Cusi conducted an aerial and ground inspection of various power plants, including geothermal facilities that suffered damage from the magnitude 6.5 quake that hit the region on Thursday.
These plants included the 180-megawatt (MW) Majanandog Geothermal Power Plant (GPP), 230-MW Malitbog GPP, 120-MW Tongonan GPP, and 120-MW Upper Majiao GPP.
These facilities have seven other optimizing plants with an additional generation capacity of 50 MW.
The quake that hit Jaro town in Leyte led to the deaths of two people, while 72 others were reported injured.
Blackouts hit Bohol and Samar islands as well as southern Leyte, where a number of structures collapsed.
Leyte plants still shut
Energy Development Corp. (EDC) President Richard Tantoco briefed Cusi on the status of its power plants.
As of 10:00 a.m. on Saturday, all of EDC’s Leyte power plants were still shut down amid an assessment of the full extent of damage. The Tongonan facility’s office was damaged along with the plant and its transformer.
Out of the potential 120-MW capacity, EDC aims to restore at least 40 MW within seven to eight days, an additional 40 MW by September 1, and another 40 MW within 50 days, officials said.
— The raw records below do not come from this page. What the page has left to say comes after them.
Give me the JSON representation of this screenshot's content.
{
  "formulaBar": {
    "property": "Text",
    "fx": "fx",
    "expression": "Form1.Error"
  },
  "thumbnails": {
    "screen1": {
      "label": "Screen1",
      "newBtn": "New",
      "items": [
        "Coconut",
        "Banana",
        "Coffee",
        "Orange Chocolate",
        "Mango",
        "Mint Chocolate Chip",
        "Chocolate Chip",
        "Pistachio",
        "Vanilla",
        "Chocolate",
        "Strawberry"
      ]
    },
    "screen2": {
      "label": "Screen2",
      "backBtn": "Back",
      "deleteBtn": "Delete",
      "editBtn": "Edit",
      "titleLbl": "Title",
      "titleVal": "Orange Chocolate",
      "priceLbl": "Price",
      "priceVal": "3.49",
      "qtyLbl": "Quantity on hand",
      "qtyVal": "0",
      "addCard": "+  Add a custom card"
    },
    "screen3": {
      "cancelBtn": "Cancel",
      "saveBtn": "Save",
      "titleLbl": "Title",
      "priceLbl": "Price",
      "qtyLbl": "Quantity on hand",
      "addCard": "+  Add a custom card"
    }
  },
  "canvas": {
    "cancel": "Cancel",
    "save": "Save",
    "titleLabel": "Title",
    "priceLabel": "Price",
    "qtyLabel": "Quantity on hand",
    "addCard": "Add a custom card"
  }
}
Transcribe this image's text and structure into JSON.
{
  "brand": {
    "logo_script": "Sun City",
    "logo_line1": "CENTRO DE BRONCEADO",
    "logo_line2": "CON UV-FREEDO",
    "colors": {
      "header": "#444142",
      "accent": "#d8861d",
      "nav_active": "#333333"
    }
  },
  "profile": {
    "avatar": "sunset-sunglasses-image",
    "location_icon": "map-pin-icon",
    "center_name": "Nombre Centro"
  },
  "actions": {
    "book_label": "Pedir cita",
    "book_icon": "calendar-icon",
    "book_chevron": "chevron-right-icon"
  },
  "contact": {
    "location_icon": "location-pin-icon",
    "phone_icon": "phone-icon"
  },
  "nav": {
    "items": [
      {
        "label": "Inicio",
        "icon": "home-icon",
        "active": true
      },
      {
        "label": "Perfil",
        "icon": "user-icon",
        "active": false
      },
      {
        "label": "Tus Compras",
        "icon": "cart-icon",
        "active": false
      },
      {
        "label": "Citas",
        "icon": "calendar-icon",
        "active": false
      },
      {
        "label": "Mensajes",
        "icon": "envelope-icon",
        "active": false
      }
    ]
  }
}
The Tongonan GPP is directly connected to the 138-kilovolt (kV) transmission line operated by the National Grid Corp. of the Philippines.
The upper Majiao plant, meanwhile, is expected to resume operations within five to seven days to bring 132-MW facility back to the grid.
For the Malitbog power plant, Units 1 and 2 are expected to resume operations within the next seven to 10 days, bringing around 150 MW of power back online. Unit 3, however, will remain shut down because of damage sustained by its cooling tower.
Access to the Majanandog plant remains difficult and the extent of the damage that hit the plant has yet to be assessed.
The Malitbog GPP, meanwhile, can deliver around 150 MW by July 11 to several areas in Samar and Ormoc City as it only reported minor damage.
The Malitbog, Majanandog and Majiao GPPs deliver electricity through a marshalling station, which was likewise damaged by the earthquake.
“We are still working to clear landslide debris. Barring any unforeseen issues, EDC could have about 317 MW of power restored to Leyte within the next 10 days,” Tantoco said.
“Meanwhile, repair of the marshalling station has commenced and we expect it to be operational in three to five days. Aside from transmitting power from our plants, these repairs will also allow the connection of the station to the 230-kV line to Luzon,” he said.
“Our team of contractors has been mobilized to work 24/7, safety considerations permitting, to complete the assessment and accelerate return to service,” he added.